Варенька не прерывала его: она, кажется, сама немного замечталась; но это не была грустная мечтательность, – напротив, к ней будто прибавлялись какая-то веселость и приятная мысль. Варенька смотрела на Иванова немного рассеянно, а между тем сдержанная лукавая и довольная женственная улыбка обличала эту тайную мысль и так хорошо оживляла собой ее ясное и спокойно-милое лицо.
Иванов, однако ж, замечтался ненадолго. Он потер руку об руку, как это делает иногда нецеремонный человек, когда у него что-нибудь шибко зашевелится на душе, и прибавил в виде заключения:
– Какая досада, что у нас теперь зима! – И потом попросил себе чаю.

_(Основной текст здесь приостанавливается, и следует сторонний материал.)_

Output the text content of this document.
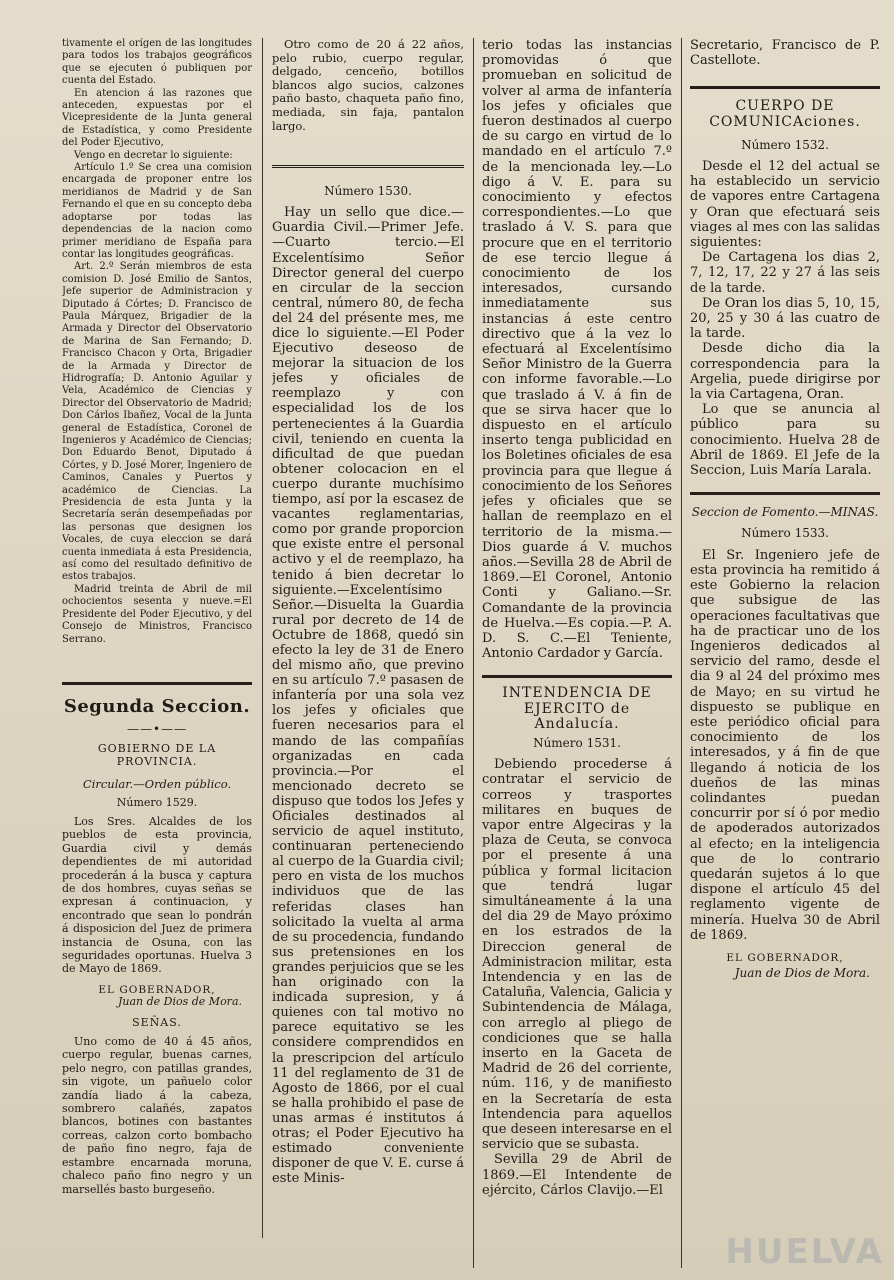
tivamente el orígen de las longitudes para todos los trabajos geográficos que se ejecuten ó publiquen por cuenta del Estado.

En atencion á las razones que anteceden, expuestas por el Vicepresidente de la Junta general de Estadística, y como Presidente del Poder Ejecutivo,

Vengo en decretar lo siguiente:

Artículo 1.º Se crea una comision encargada de proponer entre los meridianos de Madrid y de San Fernando el que en su concepto deba adoptarse por todas las dependencias de la nacion como primer meridiano de España para contar las longitudes geográficas.

Art. 2.º Serán miembros de esta comision D. José Emilio de Santos, Jefe superior de Administracion y Diputado á Córtes; D. Francisco de Paula Márquez, Brigadier de la Armada y Director del Observatorio de Marina de San Fernando; D. Francisco Chacon y Orta, Brigadier de la Armada y Director de Hidrografía; D. Antonio Aguilar y Vela, Académico de Ciencias y Director del Observatorio de Madrid; Don Cárlos Ibañez, Vocal de la Junta general de Estadística, Coronel de Ingenieros y Académico de Ciencias; Don Eduardo Benot, Diputado á Córtes, y D. José Morer, Ingeniero de Caminos, Canales y Puertos y académico de Ciencias. La Presidencia de esta Junta y la Secretaría serán desempeñadas por las personas que designen los Vocales, de cuya eleccion se dará cuenta inmediata á esta Presidencia, así como del resultado definitivo de estos trabajos.

Madrid treinta de Abril de mil ochocientos sesenta y nueve.=El Presidente del Poder Ejecutivo, y del Consejo de Ministros, Francisco Serrano.

Segunda Seccion.
——•——
GOBIERNO DE LA PROVINCIA.
Circular.—Orden público.
Número 1529.

Los Sres. Alcaldes de los pueblos de esta provincia, Guardia civil y demás dependientes de mi autoridad procederán á la busca y captura de dos hombres, cuyas señas se expresan á continuacion, y encontrado que sean lo pondrán á disposicion del Juez de primera instancia de Osuna, con las seguridades oportunas. Huelva 3 de Mayo de 1869.

EL GOBERNADOR,
Juan de Dios de Mora.
SEÑAS.

Uno como de 40 á 45 años, cuerpo regular, buenas carnes, pelo negro, con patillas grandes, sin vigote, un pañuelo color zandía liado á la cabeza, sombrero calañés, zapatos blancos, botines con bastantes correas, calzon corto bombacho de paño fino negro, faja de estambre encarnada moruna, chaleco paño fino negro y un marsellés basto burgeseño.

Otro como de 20 á 22 años, pelo rubio, cuerpo regular, delgado, cenceño, botillos blancos algo sucios, calzones paño basto, chaqueta paño fino, mediada, sin faja, pantalon largo.

Número 1530.

Hay un sello que dice.—Guardia Civil.—Primer Jefe.—Cuarto tercio.—El Excelentísimo Señor Director general del cuerpo en circular de la seccion central, número 80, de fecha del 24 del présente mes, me dice lo siguiente.—El Poder Ejecutivo deseoso de mejorar la situacion de los jefes y oficiales de reemplazo y con especialidad los de los pertenecientes á la Guardia civil, teniendo en cuenta la dificultad de que puedan obtener colocacion en el cuerpo durante muchísimo tiempo, así por la escasez de vacantes reglamentarias, como por grande proporcion que existe entre el personal activo y el de reemplazo, ha tenido á bien decretar lo siguiente.—Excelentísimo Señor.—Disuelta la Guardia rural por decreto de 14 de Octubre de 1868, quedó sin efecto la ley de 31 de Enero del mismo año, que previno en su artículo 7.º pasasen de infantería por una sola vez los jefes y oficiales que fueren necesarios para el mando de las compañías organizadas en cada provincia.—Por el mencionado decreto se dispuso que todos los Jefes y Oficiales destinados al servicio de aquel instituto, continuaran perteneciendo al cuerpo de la Guardia civil; pero en vista de los muchos individuos que de las referidas clases han solicitado la vuelta al arma de su procedencia, fundando sus pretensiones en los grandes perjuicios que se les han originado con la indicada supresion, y á quienes con tal motivo no parece equitativo se les considere comprendidos en la prescripcion del artículo 11 del reglamento de 31 de Agosto de 1866, por el cual se halla prohibido el pase de unas armas é institutos á otras; el Poder Ejecutivo ha estimado conveniente disponer de que V. E. curse á este Minis-

terio todas las instancias promovidas ó que promueban en solicitud de volver al arma de infantería los jefes y oficiales que fueron destinados al cuerpo de su cargo en virtud de lo mandado en el artículo 7.º de la mencionada ley.—Lo digo á V. E. para su conocimiento y efectos correspondientes.—Lo que traslado á V. S. para que procure que en el territorio de ese tercio llegue á conocimiento de los interesados, cursando inmediatamente sus instancias á este centro directivo que á la vez lo efectuará al Excelentísimo Señor Ministro de la Guerra con informe favorable.—Lo que traslado á V. á fin de que se sirva hacer que lo dispuesto en el artículo inserto tenga publicidad en los Boletines oficiales de esa provincia para que llegue á conocimiento de los Señores jefes y oficiales que se hallan de reemplazo en el territorio de la misma.—Dios guarde á V. muchos años.—Sevilla 28 de Abril de 1869.—El Coronel, Antonio Conti y Galiano.—Sr. Comandante de la provincia de Huelva.—Es copia.—P. A. D. S. C.—El Teniente, Antonio Cardador y García.

INTENDENCIA DE EJERCITO de Andalucía.
Número 1531.

Debiendo procederse á contratar el servicio de correos y trasportes militares en buques de vapor entre Algeciras y la plaza de Ceuta, se convoca por el presente á una pública y formal licitacion que tendrá lugar simultáneamente á la una del dia 29 de Mayo próximo en los estrados de la Direccion general de Administracion militar, esta Intendencia y en las de Cataluña, Valencia, Galicia y Subintendencia de Málaga, con arreglo al pliego de condiciones que se halla inserto en la Gaceta de Madrid de 26 del corriente, núm. 116, y de manifiesto en la Secretaría de esta Intendencia para aquellos que deseen interesarse en el servicio que se subasta.

Sevilla 29 de Abril de 1869.—El Intendente de ejército, Cárlos Clavijo.—El

Secretario, Francisco de P. Castellote.

CUERPO DE COMUNICAciones.
Número 1532.

Desde el 12 del actual se ha establecido un servicio de vapores entre Cartagena y Oran que efectuará seis viages al mes con las salidas siguientes:

De Cartagena los dias 2, 7, 12, 17, 22 y 27 á las seis de la tarde.

De Oran los dias 5, 10, 15, 20, 25 y 30 á las cuatro de la tarde.

Desde dicho dia la correspondencia para la Argelia, puede dirigirse por la via Cartagena, Oran.

Lo que se anuncia al público para su conocimiento. Huelva 28 de Abril de 1869. El Jefe de la Seccion, Luis María Larala.

Seccion de Fomento.—MINAS.
Número 1533.

El Sr. Ingeniero jefe de esta provincia ha remitido á este Gobierno la relacion que subsigue de las operaciones facultativas que ha de practicar uno de los Ingenieros dedicados al servicio del ramo, desde el dia 9 al 24 del próximo mes de Mayo; en su virtud he dispuesto se publique en este periódico oficial para conocimiento de los interesados, y á fin de que llegando á noticia de los dueños de las minas colindantes puedan concurrir por sí ó por medio de apoderados autorizados al efecto; en la inteligencia que de lo contrario quedarán sujetos á lo que dispone el artículo 45 del reglamento vigente de minería. Huelva 30 de Abril de 1869.

EL GOBERNADOR,
Juan de Dios de Mora.
HUELVA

И затем пошла у них простая, мирная и задушевная беседа. Варенька не делала больше пытающих вопросов и, казалось, была довольна их выводом. Иванов как будто избегал этих грустно-тяжелых и всегда почти безвыходных мыслей, перед которыми часто останавливается смущенный ум. Эта беседа для ума холодного, для слушателя безучастного показалась бы, может быть, скучна и незначаща: не надо было слушать сердцем, понимать чутко настроенным чувством; она походила на говор, сопровождающий конец дня, когда солнце уже сядет, на западе еще не потухли розовые облака, а уже с другой стороны встал месяц и облил белым светом широкий круг на небе и широкую полосу по земле, и вся природа перед сном спешит договорить свои предсонные, вечерние звуки. Слышен в этих звуках только какой-то неясный говор; ни один из них отрывчато не поразит вашего слуха, но все они составляют одну чудную гармонию, навевают на душу тишину несказанную, и какая-то отрадная и освежительная мысль стелется тогда по душе, как прохладный туман по полю…
И долго шла у них эта беседа. Часы уже пробили полночь, когда Иванов вспомнил, что почта, вероятно, уже получена, взял фуражку, пожал руку Вареньке и отправился в клуб читать газеты. Варенька не удерживала его, но по уходе его, взяв со стола свечу и проходя мимо часов, подумала, что хорошо бы придумать такие симпатические часы, которые бы очень громко били при одних гостях и молчали при других; потом она вошла в смежную комнату, но вдруг на самом пороге, как будто прикованная, остановилась. Бывают иногда такие неожиданные и так нечаянно поражающие мысли, что на мгновение, как молния, рассыпавшаяся перед глазами, ослепляют и парализируют все способности. Но это длится недолго: рассудок берет мысль в свое ведение и начинает судить ее. Варенька вошла в спальню и, едва слышно вздохнув, притворила за собой дверь.